We have a 24-hour news culture now, where TV channels and social media sites constantly update and repeat stories. We are exposed to news daily, hourly, and even minute-by-minute.

And while we want to know what is happening, in grave situations like this, we also don’t.

I became aware, recently, that I was going to bed even more anxious than my natural, worrisome state. I was finding it hard to get to sleep and even harder to stay asleep. I put it down to the terrible scenes on the late evening news, coupled with flicking through the headlines on my phone while in bed.

For a couple of days I decided not to watch the late evening news or look at my phone and definitely felt lighter and more relaxed on going to bed.

“Try and surround yourself with positivity,” a friend said, “Don’t look at the news, and do the things that make you happy.”

But, though whatever I do makes no difference to anyone, hiding from the news feels cowardly. Even though it’s happening thousands of miles away and, other than donate towards the refugee fund, I can do nothing about it, I feel I need to know what’s going on, and not just as a journalist.
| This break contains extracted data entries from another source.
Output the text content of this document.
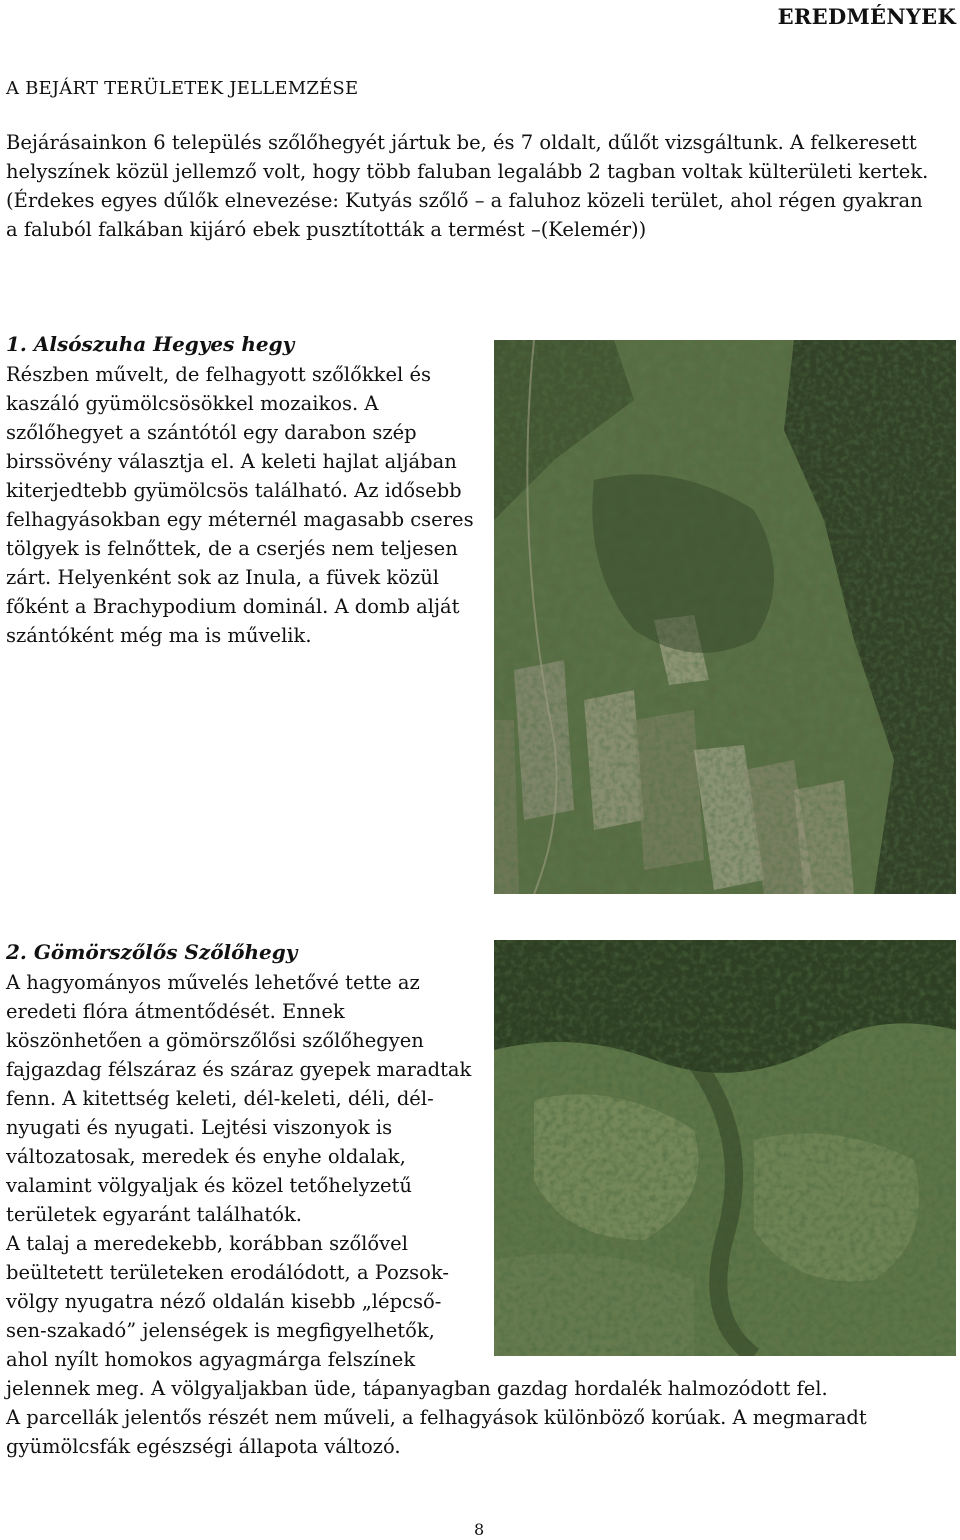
EREDMÉNYEK
A BEJÁRT TERÜLETEK JELLEMZÉSE
Bejárásainkon 6 település szőlőhegyét jártuk be, és 7 oldalt, dűlőt vizsgáltunk. A felkeresett
helyszínek közül jellemző volt, hogy több faluban legalább 2 tagban voltak külterületi kertek.
(Érdekes egyes dűlők elnevezése: Kutyás szőlő – a faluhoz közeli terület, ahol régen gyakran
a faluból falkában kijáró ebek pusztították a termést –(Kelemér))
1. Alsószuha Hegyes hegy
Részben művelt, de felhagyott szőlőkkel és
kaszáló gyümölcsösökkel mozaikos. A
szőlőhegyet a szántótól egy darabon szép
birssövény választja el. A keleti hajlat aljában
kiterjedtebb gyümölcsös található. Az idősebb
felhagyásokban egy méternél magasabb cseres
tölgyek is felnőttek, de a cserjés nem teljesen
zárt. Helyenként sok az Inula, a füvek közül
főként a Brachypodium dominál. A domb alját
szántóként még ma is művelik.
2. Gömörszőlős Szőlőhegy
A hagyományos művelés lehetővé tette az
eredeti flóra átmentődését. Ennek
köszönhetően a gömörszőlősi szőlőhegyen
fajgazdag félszáraz és száraz gyepek maradtak
fenn. A kitettség keleti, dél-keleti, déli, dél-
nyugati és nyugati. Lejtési viszonyok is
változatosak, meredek és enyhe oldalak,
valamint völgyaljak és közel tetőhelyzetű
területek egyaránt találhatók.
A talaj a meredekebb, korábban szőlővel
beültetett területeken erodálódott, a Pozsok-
völgy nyugatra néző oldalán kisebb „lépcső-
sen-szakadó” jelenségek is megfigyelhetők,
ahol nyílt homokos agyagmárga felszínek
jelennek meg. A völgyaljakban üde, tápanyagban gazdag hordalék halmozódott fel.
A parcellák jelentős részét nem műveli, a felhagyások különböző korúak. A megmaradt
gyümölcsfák egészségi állapota változó.
8
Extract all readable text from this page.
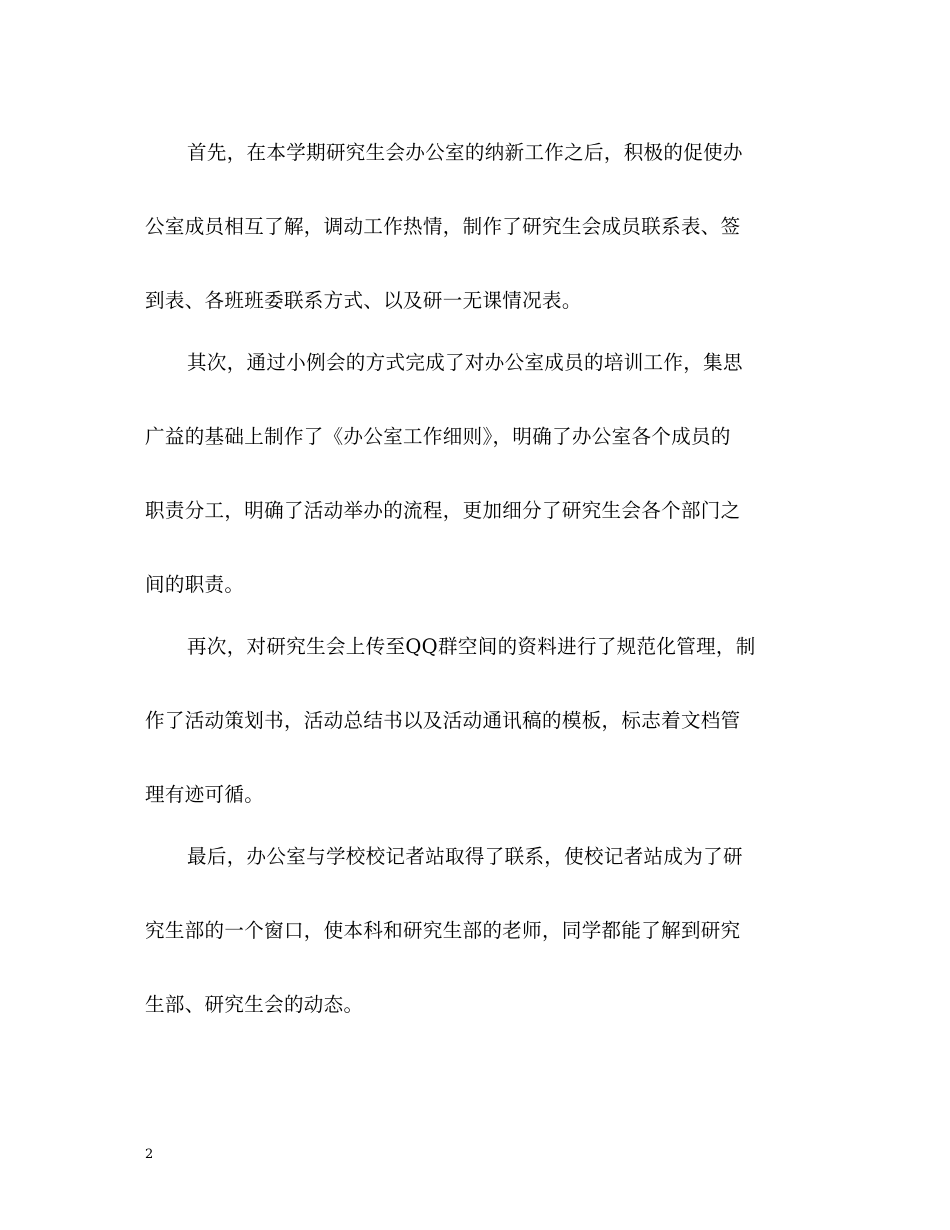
首先，在本学期研究生会办公室的纳新工作之后，积极的促使办
公室成员相互了解，调动工作热情，制作了研究生会成员联系表、签
到表、各班班委联系方式、以及研一无课情况表。
其次，通过小例会的方式完成了对办公室成员的培训工作，集思
广益的基础上制作了《办公室工作细则》，明确了办公室各个成员的
职责分工，明确了活动举办的流程，更加细分了研究生会各个部门之
间的职责。
再次，对研究生会上传至QQ群空间的资料进行了规范化管理，制
作了活动策划书，活动总结书以及活动通讯稿的模板，标志着文档管
理有迹可循。
最后，办公室与学校校记者站取得了联系，使校记者站成为了研
究生部的一个窗口，使本科和研究生部的老师，同学都能了解到研究
生部、研究生会的动态。
2
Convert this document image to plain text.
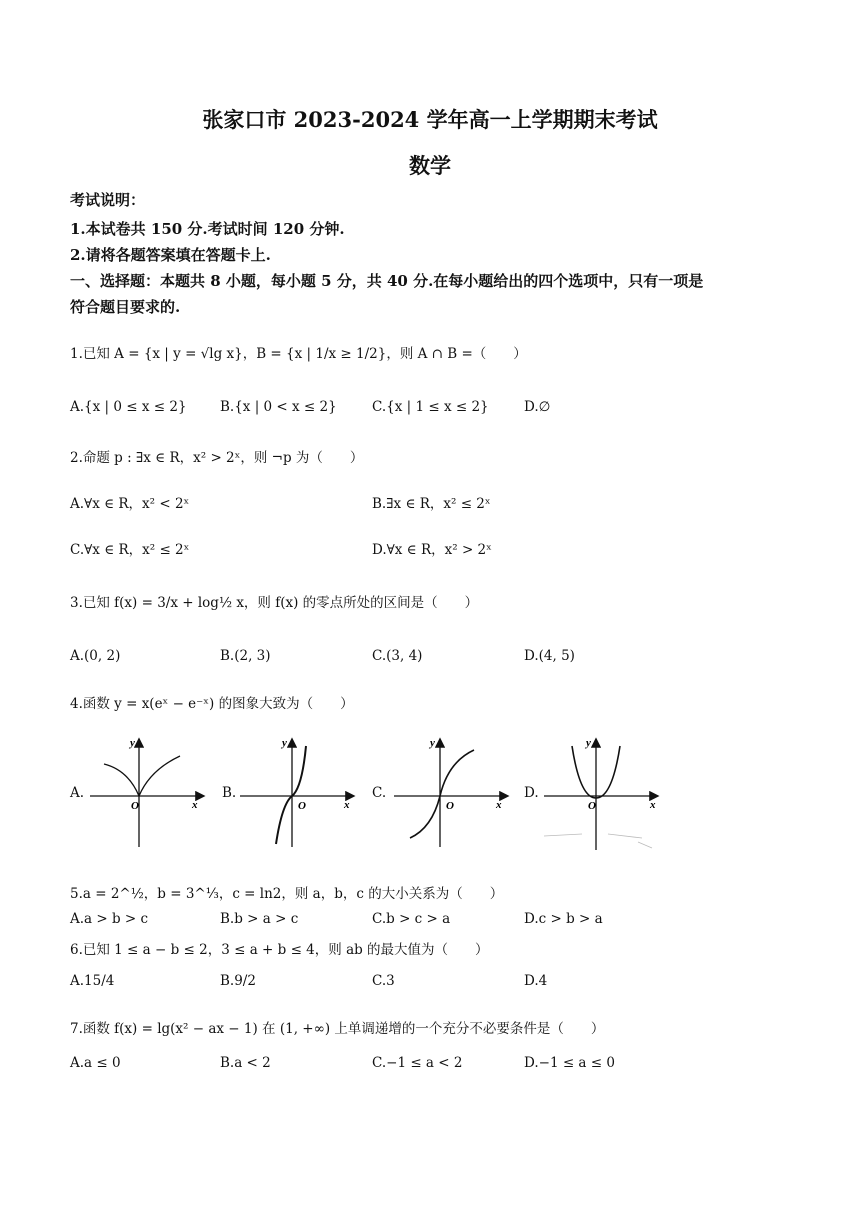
张家口市 2023-2024 学年高一上学期期末考试
数学
考试说明：
1.本试卷共 150 分.考试时间 120 分钟.
2.请将各题答案填在答题卡上.
一、选择题：本题共 8 小题，每小题 5 分，共 40 分.在每小题给出的四个选项中，只有一项是
符合题目要求的.
1.已知 A = {x | y = √lg x}，B = {x | 1/x ≥ 1/2}，则 A ∩ B =（　　）
A.{x | 0 ≤ x ≤ 2} B.{x | 0 < x ≤ 2}	C.{x | 1 ≤ x ≤ 2}	D.∅
2.命题 p : ∃x ∈ R，x² > 2ˣ，则 ¬p 为（　　）
A.∀x ∈ R，x² < 2ˣ	B.∃x ∈ R，x² ≤ 2ˣ
C.∀x ∈ R，x² ≤ 2ˣ	D.∀x ∈ R，x² > 2ˣ
3.已知 f(x) = 3/x + log½ x，则 f(x) 的零点所处的区间是（　　）
A.(0, 2)	B.(2, 3)	C.(3, 4)	D.(4, 5)
4.函数 y = x(eˣ − e⁻ˣ) 的图象大致为（　　）
A.
y
x
O
B.
y
x
O
C.
y
x
O
D.
y
x
O
5.a = 2^½，b = 3^⅓，c = ln2，则 a，b，c 的大小关系为（　　）
A.a > b > c	B.b > a > c	C.b > c > a	D.c > b > a
6.已知 1 ≤ a − b ≤ 2，3 ≤ a + b ≤ 4，则 ab 的最大值为（　　）
A.15/4	B.9/2	C.3	D.4
7.函数 f(x) = lg(x² − ax − 1) 在 (1, +∞) 上单调递增的一个充分不必要条件是（　　）
A.a ≤ 0	B.a < 2	C.−1 ≤ a < 2	D.−1 ≤ a ≤ 0
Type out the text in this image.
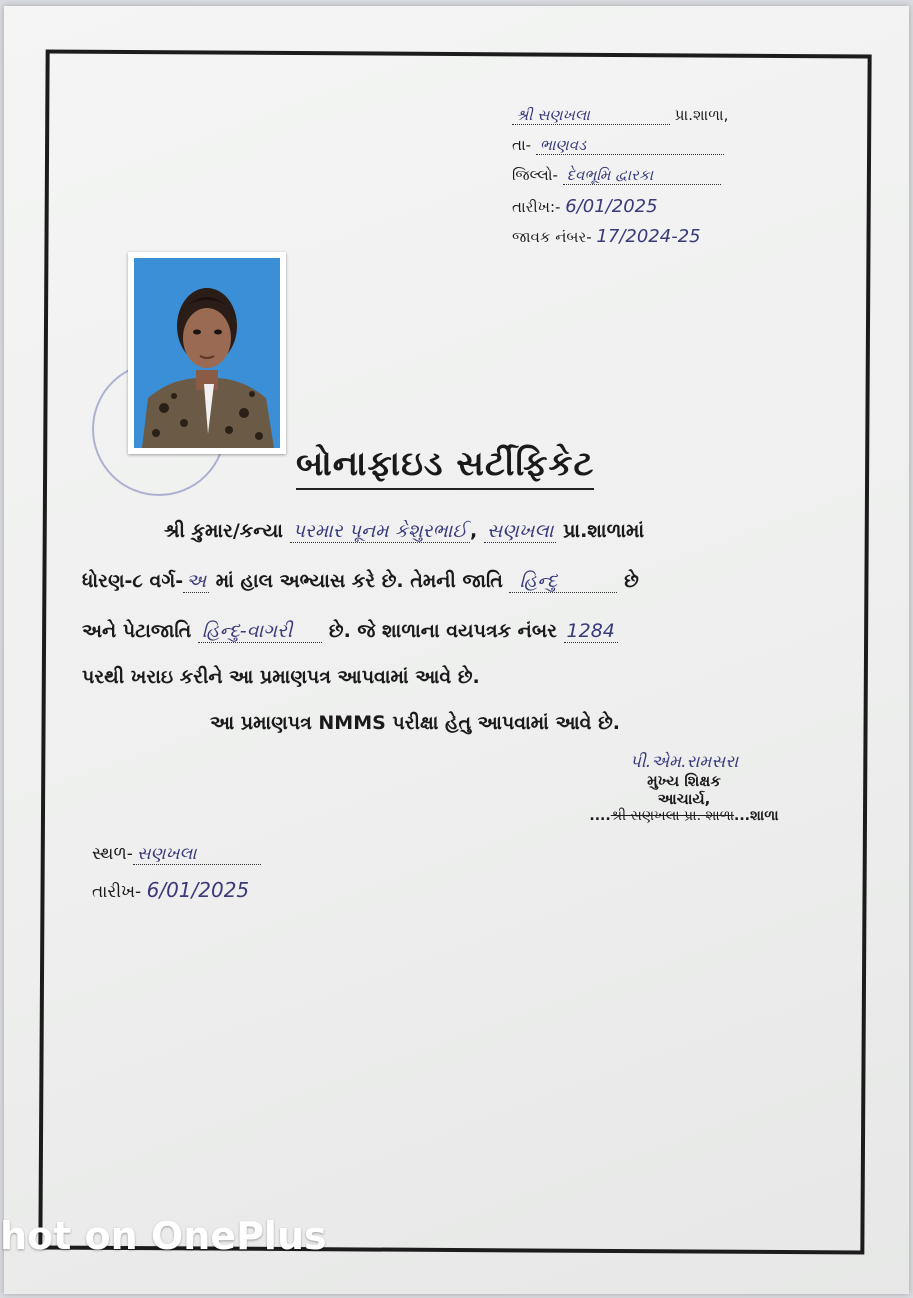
શ્રી સણખલા	પ્રા.શાળા,
તા- ભાણવડ
જિલ્લો- દેવભૂમિ દ્વારકા
તારીખ:- 6/01/2025
જાવક નંબર- 17/2024-25
બોનાફાઇડ સર્ટીફિકેટ
શ્રી કુમાર/કન્યા પરમાર પૂનમ કેશુરભાઈ , સણખલા પ્રા.શાળામાં
ધોરણ-૮ વર્ગ- અ માં હાલ અભ્યાસ કરે છે. તેમની જાતિ હિન્દુ	છે
અને પેટાજાતિ હિન્દુ-વાગરી છે. જે શાળાના વયપત્રક નંબર 1284
પરથી ખરાઇ કરીને આ પ્રમાણપત્ર આપવામાં આવે છે.
આ પ્રમાણપત્ર NMMS પરીક્ષા હેતુ આપવામાં આવે છે.
પી.એમ.રામસરા
મુખ્ય શિક્ષક
આચાર્ય,
....શ્રી સણખલા પ્રા. શાળા...શાળા
સ્થળ- સણખલા
તારીખ- 6/01/2025
hot on OnePlus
Not watching the TV news, brought to us by courageous news teams, or listening to it on the radio, feels like a betrayal of those affected. However troubled it leaves me, not knowing what’s happening is worse than knowing.

It’s not as if we have had much good news over the past couple of years. Watching the endless stream of Covid-related bulletins throughout the pandemic - which still isn’t over - hasn’t given us much to cheer about.

In fact, there hasn’t been much genuinely good news in the world for many years - any uplifting items have traditionally been tagged on the end of the TV broadcasts - the short and sweet ‘and finally’ items.

For anyone who genuinely feels the news is too dreadful to face, there’s plenty of advice online as to how to wean yourself off it: websites offering five reasons to stop watching the news, others giving seven reasons to stop watching the news and so on. Each one leads in with its impact on mental health.

We can’t control what is happening in other parts of the world. It is dreadfully upsetting and fills us with fear and foreboding, but even so we need to face up to it and see it for ourselves.